Most people who oppose Elena Kagan’s nomination to the Supreme Court will focus on either her defense of Harvard’s attempt to bar military recruiters from the campus or her lack of judicial experience.  However, as HA reader Frank points out, her record as Solicitor General will provide an argument on competence, too.  Kagan didn’t do her homework before arguing the Citizens United case on behalf of the Obama administration and the FEC — which her probably-soon-to-be colleagues on the Supreme Court wasted no time in pointing out.  It came at the very beginning of her oral argument, when one might expect a Solicitor General to attempt to impress the panel with her grasp of law and precedent:


ON BEHALF OF THE APPELLEE GENERAL KAGAN: Mr. Chief Justice and may it please the Court:

I have three very quick points to make about the government position. The first is that this issue has a long history. For over 100 years Congress has made a judgment that corporations must be subject to special rules when they participate in elections and this Court has never questioned that judgment.

Number two –

JUSTICE SCALIA: Wait, wait, wait, wait. We never questioned it, but we never approved it, either.  And we gave some really weird interpretations to the Taft-Hartley Act in order to avoid confronting the question.

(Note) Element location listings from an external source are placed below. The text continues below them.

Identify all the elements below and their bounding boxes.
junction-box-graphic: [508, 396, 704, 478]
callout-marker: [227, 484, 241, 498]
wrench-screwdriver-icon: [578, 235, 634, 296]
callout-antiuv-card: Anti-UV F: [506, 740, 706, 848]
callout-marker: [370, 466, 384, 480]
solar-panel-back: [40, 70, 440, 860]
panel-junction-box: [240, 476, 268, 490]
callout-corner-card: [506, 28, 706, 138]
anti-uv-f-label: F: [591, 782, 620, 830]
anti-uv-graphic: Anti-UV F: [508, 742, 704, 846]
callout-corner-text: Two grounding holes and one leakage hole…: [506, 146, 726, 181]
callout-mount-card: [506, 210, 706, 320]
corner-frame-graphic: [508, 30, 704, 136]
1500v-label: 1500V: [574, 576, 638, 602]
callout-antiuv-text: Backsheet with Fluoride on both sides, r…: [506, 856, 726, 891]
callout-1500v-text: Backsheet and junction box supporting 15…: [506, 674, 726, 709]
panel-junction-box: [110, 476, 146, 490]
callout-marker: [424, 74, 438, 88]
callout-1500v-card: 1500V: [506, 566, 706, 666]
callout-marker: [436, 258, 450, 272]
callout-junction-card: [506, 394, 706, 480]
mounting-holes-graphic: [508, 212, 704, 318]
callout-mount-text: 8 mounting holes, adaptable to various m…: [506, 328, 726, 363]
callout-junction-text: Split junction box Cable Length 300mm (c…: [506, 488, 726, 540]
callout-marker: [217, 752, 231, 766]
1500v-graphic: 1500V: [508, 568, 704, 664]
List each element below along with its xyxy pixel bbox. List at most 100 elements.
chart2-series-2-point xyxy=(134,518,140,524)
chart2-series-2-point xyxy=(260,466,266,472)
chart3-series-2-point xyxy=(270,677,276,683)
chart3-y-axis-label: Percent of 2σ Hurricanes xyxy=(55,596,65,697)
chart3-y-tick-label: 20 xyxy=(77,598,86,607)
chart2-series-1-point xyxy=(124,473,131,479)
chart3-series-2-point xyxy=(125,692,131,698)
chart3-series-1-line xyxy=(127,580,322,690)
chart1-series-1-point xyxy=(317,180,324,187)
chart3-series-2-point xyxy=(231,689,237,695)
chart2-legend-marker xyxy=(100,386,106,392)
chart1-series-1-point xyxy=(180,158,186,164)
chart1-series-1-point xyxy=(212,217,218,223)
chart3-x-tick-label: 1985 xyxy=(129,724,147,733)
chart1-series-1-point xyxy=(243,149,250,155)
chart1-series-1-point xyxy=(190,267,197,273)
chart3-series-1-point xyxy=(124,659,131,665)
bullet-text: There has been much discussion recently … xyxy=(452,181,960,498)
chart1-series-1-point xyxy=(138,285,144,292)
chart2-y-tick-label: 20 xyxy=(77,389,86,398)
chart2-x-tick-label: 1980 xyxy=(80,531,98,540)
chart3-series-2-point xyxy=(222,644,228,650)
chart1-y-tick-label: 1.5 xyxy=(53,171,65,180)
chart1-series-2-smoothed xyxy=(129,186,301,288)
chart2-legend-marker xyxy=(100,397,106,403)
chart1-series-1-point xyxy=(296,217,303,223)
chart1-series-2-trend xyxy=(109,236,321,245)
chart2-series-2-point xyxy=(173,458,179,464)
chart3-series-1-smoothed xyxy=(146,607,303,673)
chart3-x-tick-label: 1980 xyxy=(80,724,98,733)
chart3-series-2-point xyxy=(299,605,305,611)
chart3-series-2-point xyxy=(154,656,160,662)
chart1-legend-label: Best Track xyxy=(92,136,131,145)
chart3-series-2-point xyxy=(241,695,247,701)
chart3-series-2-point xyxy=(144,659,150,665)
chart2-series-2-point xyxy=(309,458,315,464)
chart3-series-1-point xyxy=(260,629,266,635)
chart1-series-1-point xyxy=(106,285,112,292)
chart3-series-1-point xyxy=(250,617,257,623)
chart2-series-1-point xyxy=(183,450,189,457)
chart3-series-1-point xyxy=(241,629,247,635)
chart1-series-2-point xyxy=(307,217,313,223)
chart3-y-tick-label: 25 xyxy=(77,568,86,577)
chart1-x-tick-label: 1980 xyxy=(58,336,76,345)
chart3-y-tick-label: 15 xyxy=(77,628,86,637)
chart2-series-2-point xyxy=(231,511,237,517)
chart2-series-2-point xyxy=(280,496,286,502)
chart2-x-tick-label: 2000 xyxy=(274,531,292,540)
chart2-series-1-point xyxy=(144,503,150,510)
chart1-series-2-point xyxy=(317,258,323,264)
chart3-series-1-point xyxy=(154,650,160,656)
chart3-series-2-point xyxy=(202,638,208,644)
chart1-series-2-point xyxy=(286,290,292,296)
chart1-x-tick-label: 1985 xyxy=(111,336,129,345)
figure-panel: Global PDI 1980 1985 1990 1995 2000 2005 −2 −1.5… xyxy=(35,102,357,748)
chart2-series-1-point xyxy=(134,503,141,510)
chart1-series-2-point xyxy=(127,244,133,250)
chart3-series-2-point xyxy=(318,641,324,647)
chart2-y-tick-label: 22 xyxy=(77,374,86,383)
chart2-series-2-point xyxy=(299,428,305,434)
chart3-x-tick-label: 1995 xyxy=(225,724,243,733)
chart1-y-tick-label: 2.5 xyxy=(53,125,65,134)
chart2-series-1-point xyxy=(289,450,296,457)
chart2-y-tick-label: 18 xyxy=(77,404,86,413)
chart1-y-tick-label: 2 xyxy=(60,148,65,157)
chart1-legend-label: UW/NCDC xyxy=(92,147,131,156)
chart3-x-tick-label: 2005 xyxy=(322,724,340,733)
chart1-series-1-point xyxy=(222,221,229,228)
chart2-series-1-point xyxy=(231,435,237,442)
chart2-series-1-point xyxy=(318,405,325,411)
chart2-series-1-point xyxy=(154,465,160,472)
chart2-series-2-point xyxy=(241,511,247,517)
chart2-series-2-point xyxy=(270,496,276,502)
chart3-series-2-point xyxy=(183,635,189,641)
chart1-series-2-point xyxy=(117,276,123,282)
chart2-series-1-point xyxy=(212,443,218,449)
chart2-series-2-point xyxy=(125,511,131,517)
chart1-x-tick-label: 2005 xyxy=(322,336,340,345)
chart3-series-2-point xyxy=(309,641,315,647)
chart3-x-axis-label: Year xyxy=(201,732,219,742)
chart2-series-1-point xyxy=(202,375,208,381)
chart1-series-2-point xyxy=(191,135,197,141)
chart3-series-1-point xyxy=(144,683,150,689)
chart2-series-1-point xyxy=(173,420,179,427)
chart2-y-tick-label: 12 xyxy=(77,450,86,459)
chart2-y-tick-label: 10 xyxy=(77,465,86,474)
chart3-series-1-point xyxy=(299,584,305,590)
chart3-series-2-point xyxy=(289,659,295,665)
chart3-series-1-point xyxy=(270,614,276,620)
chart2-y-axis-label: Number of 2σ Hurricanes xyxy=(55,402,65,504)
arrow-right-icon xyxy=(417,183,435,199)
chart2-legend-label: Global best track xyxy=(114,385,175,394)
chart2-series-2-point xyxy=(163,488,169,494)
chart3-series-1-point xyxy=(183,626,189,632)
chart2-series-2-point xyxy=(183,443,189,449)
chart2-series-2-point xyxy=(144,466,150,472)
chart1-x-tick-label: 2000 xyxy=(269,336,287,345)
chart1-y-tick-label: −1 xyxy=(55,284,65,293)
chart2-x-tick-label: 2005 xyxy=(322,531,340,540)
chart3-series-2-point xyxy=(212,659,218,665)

GENERAL KAGAN: I will repeat what I said, Justice Scalia: For 100 years this Court, faced with many opportunities to do so, left standing the legislation that is at issue in this case — first the contribution limits, then the expenditure limits that came in by way of Taft-Hartley — and then of course in Austin specifically approved those limits.

JUSTICE SCALIA: I don’t understand what you are saying. I mean, we are not a self — self-starting institution here. We only disapprove of something when somebody asks us to. And if there was no occasion for us to approve or disapprove, it proves nothing whatever that we didn’t disapprove it.

GENERAL KAGAN: Well, you are not a self-starting institution. But many litigants brought many cases to you in 1907 and onwards and in each case this Court turns down, declined the opportunity, to invalidate or otherwise interfere with this legislation.

JUSTICE KENNEDY: But that judgment was validated by Buckley’s contribution-expenditure line. And you’re correct if you look at contributions, but this is an expenditure case. And I think that it doesn’t clarify the situation to say that for100 years — to suggest that for 100 years we would have allowed expenditure limitations, which in order to work at all have to have a speaker-based distinction, exemption from media, content-based distinction, time-based distinction. We’ve never allowed that.

In fact, the crux of the case was the issue of limiting expenditures as an expression of political speech, not contributions.  Kagan started off her argument by misconstruing the issue and then offering a factually incorrect reading of precedent.  Both Scalia and Kennedy objected to it before Kagan even had time to get the argument completed, although as the transcript notes, she didn’t pay much attention to them.

Without any judicial experience, Kagan has to rely on her performance at the Court as Solicitor General over a short period of fifteen months — and at best, it’s mixed.